Escândalo de Espionagem na Itália: Paragon em Foco | Notícias
A recente onda de espionagem envolvendo spyware governamental continua a abalar a Itália, com novos desdobramentos vindo à tona. No ano passado, diversas pessoas no país, incluindo jornalistas e ativistas, foram notificadas pelo WhatsApp e pela Apple de que haviam sido alvos de espionagem. As suspeitas recaíram sobre a empresa de tecnologia de vigilância Paragon Solutions, de origem israelense-americana, que teria fornecido a tecnologia de espionagem denominada Graphite para uma campanha de hacking que afetou cerca de 90 indivíduos ao redor do mundo.
Após as notificações, um escândalo emergiu na Itália, com várias vítimas registrando queixas-crime junto às autoridades italianas, o que levou à abertura de uma investigação. No entanto, apesar das promessas iniciais de cooperação, a Paragon se mostrou pouco colaborativa. De acordo com a Wired Itália, os promotores italianos enviaram um pedido formal de informações à Paragon, por meio do governo israelense, mas até agora, a empresa não respondeu.
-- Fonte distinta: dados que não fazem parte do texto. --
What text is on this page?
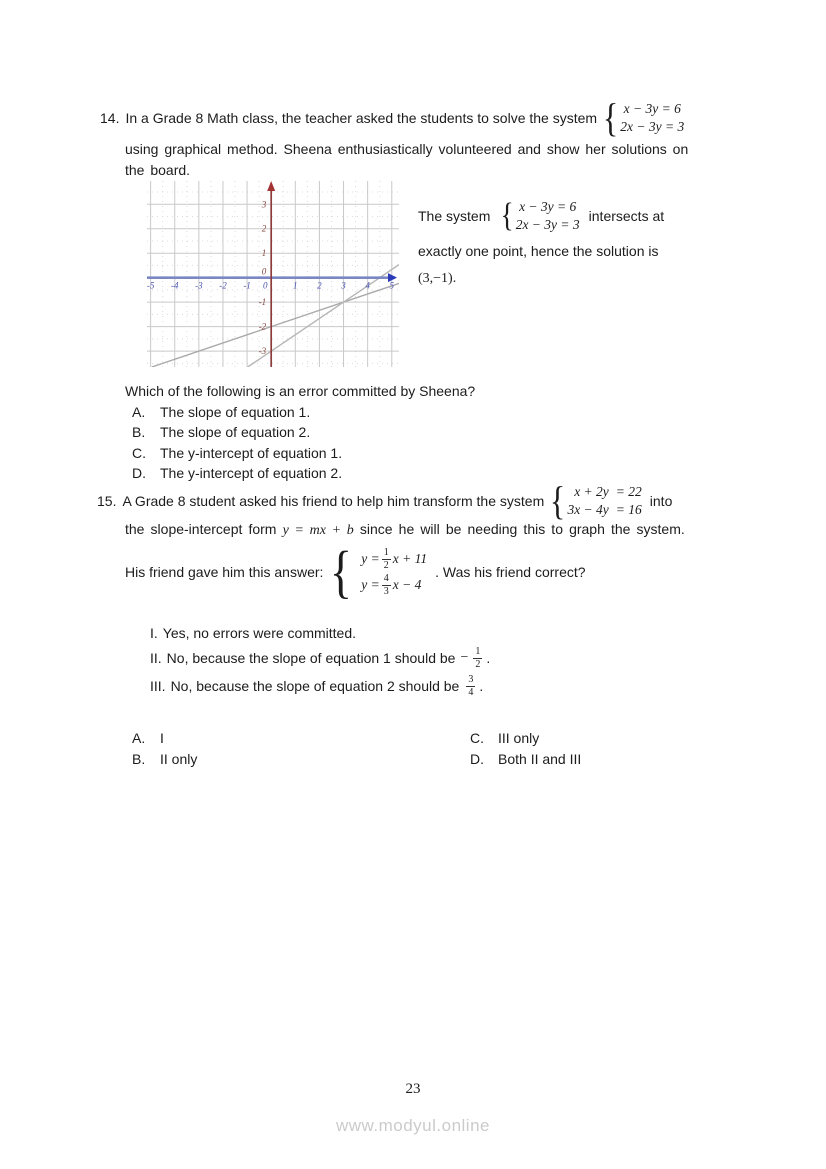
14. In a Grade 8 Math class, the teacher asked the students to solve the system { x − 3y = 6
2x − 3y = 3
using graphical method. Sheena enthusiastically volunteered and show her solutions on
the board.
-5 -4 -3 -2 -1 0	1 2 3 4 5
-3
-2
-1
0
1
2
3
The system { x − 3y = 6
2x − 3y = 3
intersects at
exactly one point, hence the solution is
(3,−1).
Which of the following is an error committed by Sheena?
A.	The slope of equation 1.
B.	The slope of equation 2.
C.	The y-intercept of equation 1.
D.	The y-intercept of equation 2.
15. A Grade 8 student asked his friend to help him transform the system { x + 2y = 22
3x − 4y = 16
into
the slope-intercept form y = mx + b since he will be needing this to graph the system.
His friend gave him this answer: { $y = \frac{1}{2}$ x + 11
$y = \frac{4}{3}$ x − 4
. Was his friend correct?
I. Yes, no errors were committed.
II. No, because the slope of equation 1 should be − $\frac{1}{2}$ .
III. No, because the slope of equation 2 should be $\frac{3}{4}$ .
A.	I
B.	II only
C.	III only
D.	Both II and III
23
www.modyul.online
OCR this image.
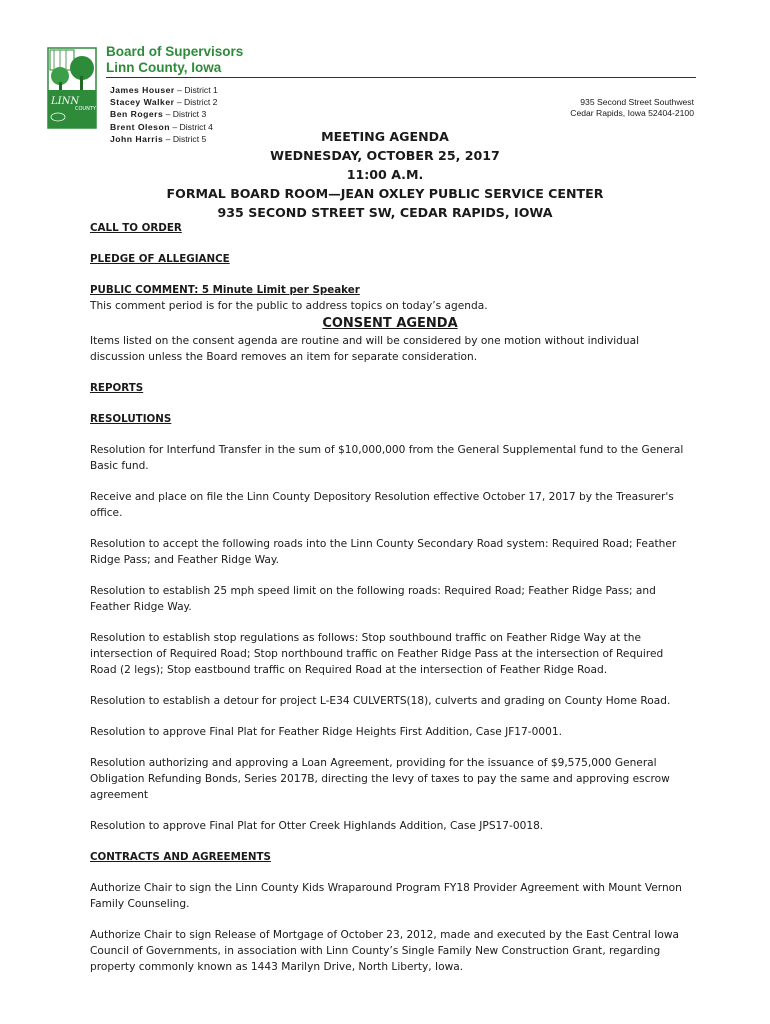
LINN
COUNTY
Board of Supervisors
Linn County, Iowa
James Houser – District 1
Stacey Walker – District 2
Ben Rogers – District 3
Brent Oleson – District 4
John Harris – District 5
935 Second Street Southwest
Cedar Rapids, Iowa 52404-2100
MEETING AGENDA
WEDNESDAY, OCTOBER 25, 2017
11:00 A.M.
FORMAL BOARD ROOM—JEAN OXLEY PUBLIC SERVICE CENTER
935 SECOND STREET SW, CEDAR RAPIDS, IOWA

CALL TO ORDER

PLEDGE OF ALLEGIANCE

PUBLIC COMMENT: 5 Minute Limit per Speaker

This comment period is for the public to address topics on today’s agenda.

CONSENT AGENDA

Items listed on the consent agenda are routine and will be considered by one motion without individual discussion unless the Board removes an item for separate consideration.

REPORTS

RESOLUTIONS

Resolution for Interfund Transfer in the sum of $10,000,000 from the General Supplemental fund to the General Basic fund.

Receive and place on file the Linn County Depository Resolution effective October 17, 2017 by the Treasurer's office.

Resolution to accept the following roads into the Linn County Secondary Road system: Required Road; Feather Ridge Pass; and Feather Ridge Way.

Resolution to establish 25 mph speed limit on the following roads: Required Road; Feather Ridge Pass; and Feather Ridge Way.

Resolution to establish stop regulations as follows: Stop southbound traffic on Feather Ridge Way at the intersection of Required Road; Stop northbound traffic on Feather Ridge Pass at the intersection of Required Road (2 legs); Stop eastbound traffic on Required Road at the intersection of Feather Ridge Road.

Resolution to establish a detour for project L-E34 CULVERTS(18), culverts and grading on County Home Road.

Resolution to approve Final Plat for Feather Ridge Heights First Addition, Case JF17-0001.

Resolution authorizing and approving a Loan Agreement, providing for the issuance of $9,575,000 General Obligation Refunding Bonds, Series 2017B, directing the levy of taxes to pay the same and approving escrow agreement

Resolution to approve Final Plat for Otter Creek Highlands Addition, Case JPS17-0018.

CONTRACTS AND AGREEMENTS

Authorize Chair to sign the Linn County Kids Wraparound Program FY18 Provider Agreement with Mount Vernon Family Counseling.

Authorize Chair to sign Release of Mortgage of October 23, 2012, made and executed by the East Central Iowa Council of Governments, in association with Linn County’s Single Family New Construction Grant, regarding property commonly known as 1443 Marilyn Drive, North Liberty, Iowa.
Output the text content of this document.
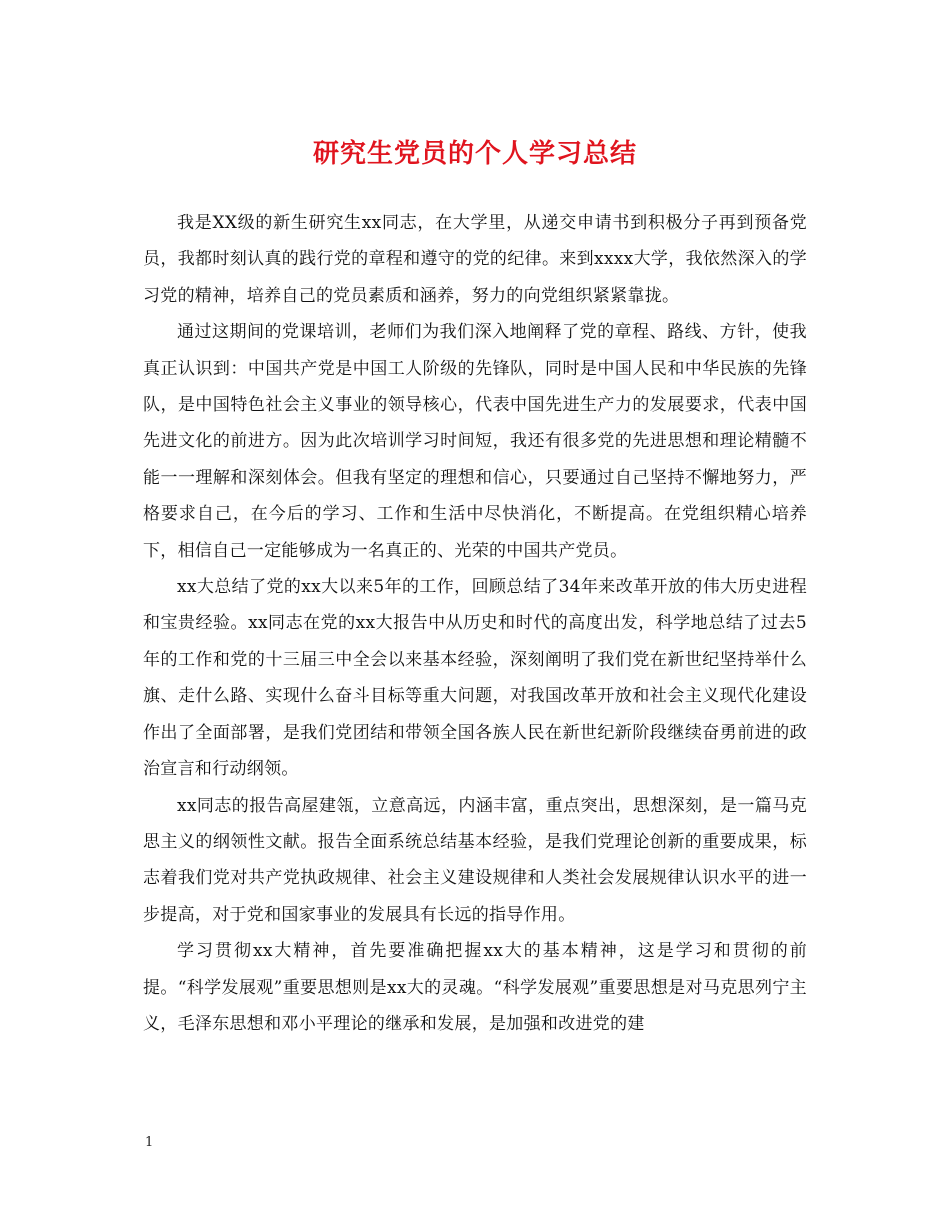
研究生党员的个人学习总结

我是XX级的新生研究生xx同志，在大学里，从递交申请书到积极分子再到预备党员，我都时刻认真的践行党的章程和遵守的党的纪律。来到xxxx大学，我依然深入的学习党的精神，培养自己的党员素质和涵养，努力的向党组织紧紧靠拢。

通过这期间的党课培训，老师们为我们深入地阐释了党的章程、路线、方针，使我真正认识到：中国共产党是中国工人阶级的先锋队，同时是中国人民和中华民族的先锋队，是中国特色社会主义事业的领导核心，代表中国先进生产力的发展要求，代表中国先进文化的前进方。因为此次培训学习时间短，我还有很多党的先进思想和理论精髓不能一一理解和深刻体会。但我有坚定的理想和信心，只要通过自己坚持不懈地努力，严格要求自己，在今后的学习、工作和生活中尽快消化，不断提高。在党组织精心培养下，相信自己一定能够成为一名真正的、光荣的中国共产党员。

xx大总结了党的xx大以来5年的工作，回顾总结了34年来改革开放的伟大历史进程和宝贵经验。xx同志在党的xx大报告中从历史和时代的高度出发，科学地总结了过去5年的工作和党的十三届三中全会以来基本经验，深刻阐明了我们党在新世纪坚持举什么旗、走什么路、实现什么奋斗目标等重大问题，对我国改革开放和社会主义现代化建设作出了全面部署，是我们党团结和带领全国各族人民在新世纪新阶段继续奋勇前进的政治宣言和行动纲领。

xx同志的报告高屋建瓴，立意高远，内涵丰富，重点突出，思想深刻，是一篇马克思主义的纲领性文献。报告全面系统总结基本经验，是我们党理论创新的重要成果，标志着我们党对共产党执政规律、社会主义建设规律和人类社会发展规律认识水平的进一步提高，对于党和国家事业的发展具有长远的指导作用。

学习贯彻xx大精神，首先要准确把握xx大的基本精神，这是学习和贯彻的前提。“科学发展观”重要思想则是xx大的灵魂。“科学发展观”重要思想是对马克思列宁主义，毛泽东思想和邓小平理论的继承和发展，是加强和改进党的建

1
A Paragon, em resposta ao escândalo, acusou o governo italiano de recusar sua oferta de ajudar a investigar se um jornalista foi realmente espionado com o Graphite. Em um movimento audacioso, a empresa cancelou seu contrato com as agências de espionagem italianas, AISE e AISI, citando a rejeição do governo à sua oferta de colaboração.
A situação se complica ainda mais com a suposta intervenção do governo israelense. Em um caso semelhante, o governo de Israel teria apreendido documentos do escritório da NSO para impedir a empresa de atender a demandas judiciais. O advogado de direitos humanos israelense Eitay Mack comentou que o governo poderia obrigar empresas locais a cooperar com pedidos judiciais estrangeiros, mas isso “nunca aconteceu”.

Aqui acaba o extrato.